There is no one simple answer to this question, but the CCC report hints at how variants of the carrot and the stick offer the best route forward.
The shiny reward that Hunt, Johnson, and Corbyn should be scrapping fiercely to seize is the promise of a hugely popular national mission that can rejuvenate the economy, enhance the UK's international standing, and improve quality of life right across the country. Johnson has somehow managed to successfully brand himself as a "peddler in optimism", but the vision for the future offered by both Conservative leadership candidates in last night's debate was just so… meh. The same old blather about tax cuts and trade and British exceptionalism all sounds so very tired, so utterly out of sync with the seriousness of the historic moment.

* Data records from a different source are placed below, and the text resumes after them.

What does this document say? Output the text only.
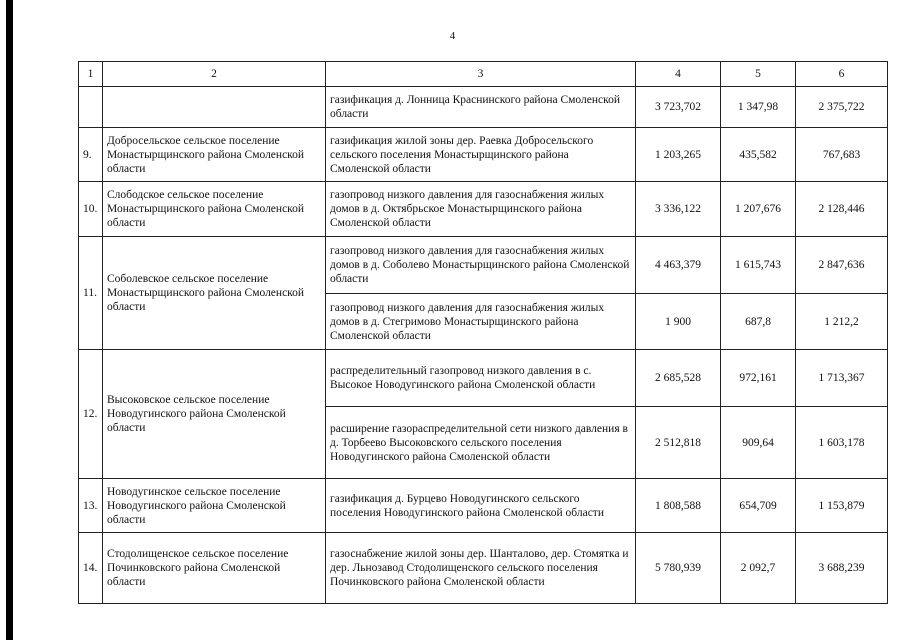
4
1	2	3	4	5	6
		газификация д. Лонница Краснинского района Смоленской области	3 723,702	1 347,98	2 375,722
9.	Добросельское сельское поселение Монастырщинского района Смоленской области	газификация жилой зоны дер. Раевка Добросельского сельского поселения Монастырщинского района Смоленской области	1 203,265	435,582	767,683
10.	Слободское сельское поселение Монастырщинского района Смоленской области	газопровод низкого давления для газоснабжения жилых домов в д. Октябрьское Монастырщинского района Смоленской области	3 336,122	1 207,676	2 128,446
11.	Соболевское сельское поселение Монастырщинского района Смоленской области	газопровод низкого давления для газоснабжения жилых домов в д. Соболево Монастырщинского района Смоленской области	4 463,379	1 615,743	2 847,636
		газопровод низкого давления для газоснабжения жилых домов в д. Стегримово Монастырщинского района Смоленской области	1 900	687,8	1 212,2
12.	Высоковское сельское поселение Новодугинского района Смоленской области	распределительный газопровод низкого давления в с. Высокое Новодугинского района Смоленской области	2 685,528	972,161	1 713,367
		расширение газораспределительной сети низкого давления в д. Торбеево Высоковского сельского поселения Новодугинского района Смоленской области	2 512,818	909,64	1 603,178
13.	Новодугинское сельское поселение Новодугинского района Смоленской области	газификация д. Бурцево Новодугинского сельского поселения Новодугинского района Смоленской области	1 808,588	654,709	1 153,879
14.	Стодолищенское сельское поселение Починковского района Смоленской области	газоснабжение жилой зоны дер. Шанталово, дер. Стомятка и дер. Льнозавод Стодолищенского сельского поселения Починковского района Смоленской области	5 780,939	2 092,7	3 688,239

The promise of the UK welcoming the world to next year's UN climate summit so as to showcase its position as a modern, clean, innovative economy united by a globally significant mission and an historic sense of responsibility should be a story politicians of all stripes are rushing to tell. A government committed to reshaping the countryside, improving people's homes and towns, creating rewarding green jobs, and exporting its expertise for the good of humanity should be able to command the post-Brexit narrative and reap the electoral rewards that tend to flow from a clear and compelling story.
Conversely, various sticks loom in the guise of the emotion the British establishment used to fear most: embarrassment.

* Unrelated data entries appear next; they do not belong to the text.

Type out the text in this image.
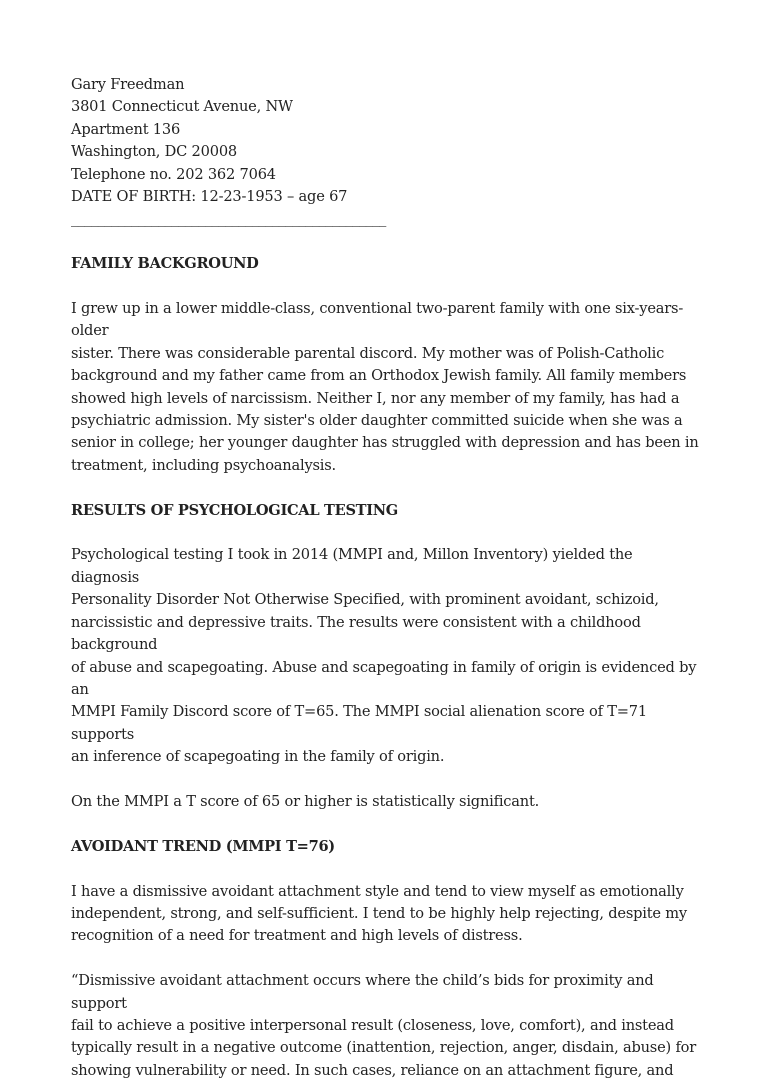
Gary Freedman

3801 Connecticut Avenue, NW

Apartment 136

Washington, DC 20008

Telephone no. 202 362 7064

DATE OF BIRTH: 12-23-1953 – age 67

_______________________________________________

FAMILY BACKGROUND

I grew up in a lower middle-class, conventional two-parent family with one six-years-older
sister. There was considerable parental discord. My mother was of Polish-Catholic
background and my father came from an Orthodox Jewish family. All family members
showed high levels of narcissism. Neither I, nor any member of my family, has had a
psychiatric admission. My sister's older daughter committed suicide when she was a
senior in college; her younger daughter has struggled with depression and has been in
treatment, including psychoanalysis.

RESULTS OF PSYCHOLOGICAL TESTING

Psychological testing I took in 2014 (MMPI and, Millon Inventory) yielded the diagnosis
Personality Disorder Not Otherwise Specified, with prominent avoidant, schizoid,
narcissistic and depressive traits. The results were consistent with a childhood background
of abuse and scapegoating. Abuse and scapegoating in family of origin is evidenced by an
MMPI Family Discord score of T=65. The MMPI social alienation score of T=71 supports
an inference of scapegoating in the family of origin.

On the MMPI a T score of 65 or higher is statistically significant.

AVOIDANT TREND (MMPI T=76)

I have a dismissive avoidant attachment style and tend to view myself as emotionally
independent, strong, and self-sufficient. I tend to be highly help rejecting, despite my
recognition of a need for treatment and high levels of distress.

“Dismissive avoidant attachment occurs where the child’s bids for proximity and support
fail to achieve a positive interpersonal result (closeness, love, comfort), and instead
typically result in a negative outcome (inattention, rejection, anger, disdain, abuse) for
showing vulnerability or need. In such cases, reliance on an attachment figure, and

As Lord Deben observed this week, his hope is that the CCC report will trigger a response that saves the government from "the enormous embarrassment of being directed by the courts to take action" - an embarrassment that would become even more acute were it to coincide with the diplomatic disaster of a badly bungled UN climate summit. The COP26 summit has all the hallmarks of a genuinely historic moment for the UK, the first test of its diplomatic clout in the post Brexit era, coming at a time when the country's reputation for competence and strategic nous is at its lowest ebb in decades. It could go very well, or it could go humiliatingly badly. The new Prime Minister needs to absorb this reality very quickly and act accordingly. The UK will not be able to maintain its reputation as a leader on climate action unless a new wave of tangible measures are enacted - and fast.
Inevitably business leaders have a critical role to play in hammering home to their political counterparts precisely what is at stake. One of the reasons climate action is still not regarded as a genuinely top priority is that the business community, while being broadly supportive of the net zero agenda, has not spent enough of its considerable political capital on securing the reforms that are required. There are still too few top tier business leaders willing to talk repeatedly and convincingly about the climate threat and the mission critical importance of the clean tech transition. Pressure needs to be brought to bear. Ministers need to be made to feel excruciatingly embarrassed when their climate policy failures are exposed.
One of my favourite responses to the Paris Agreement came from the satirists at The Daily Show, who joked that the penalty for failing to deliver on its voluntary goals would be "1. Side eye; 2. Losing Twitter followers; and 3. Looking a bit of a dick". But those are actually three of the most potent forces in the modern world - or at least they used to be.
The populism of the Trump/Brexit era has allowed people who once bemoaned the erosion of any sense of embarrassment in public life to reinvent themselves as dissembling figures who are utterly immune to shame, charges of hypocrisy or feelings embarrassment. Now, as the CCC reminds everyone quite how badly the UK's climate efforts are faltering, it is to be hoped that the sheer embarrassment of failing to confront a national mission still wields some of the historic power it used to hold over the British elite.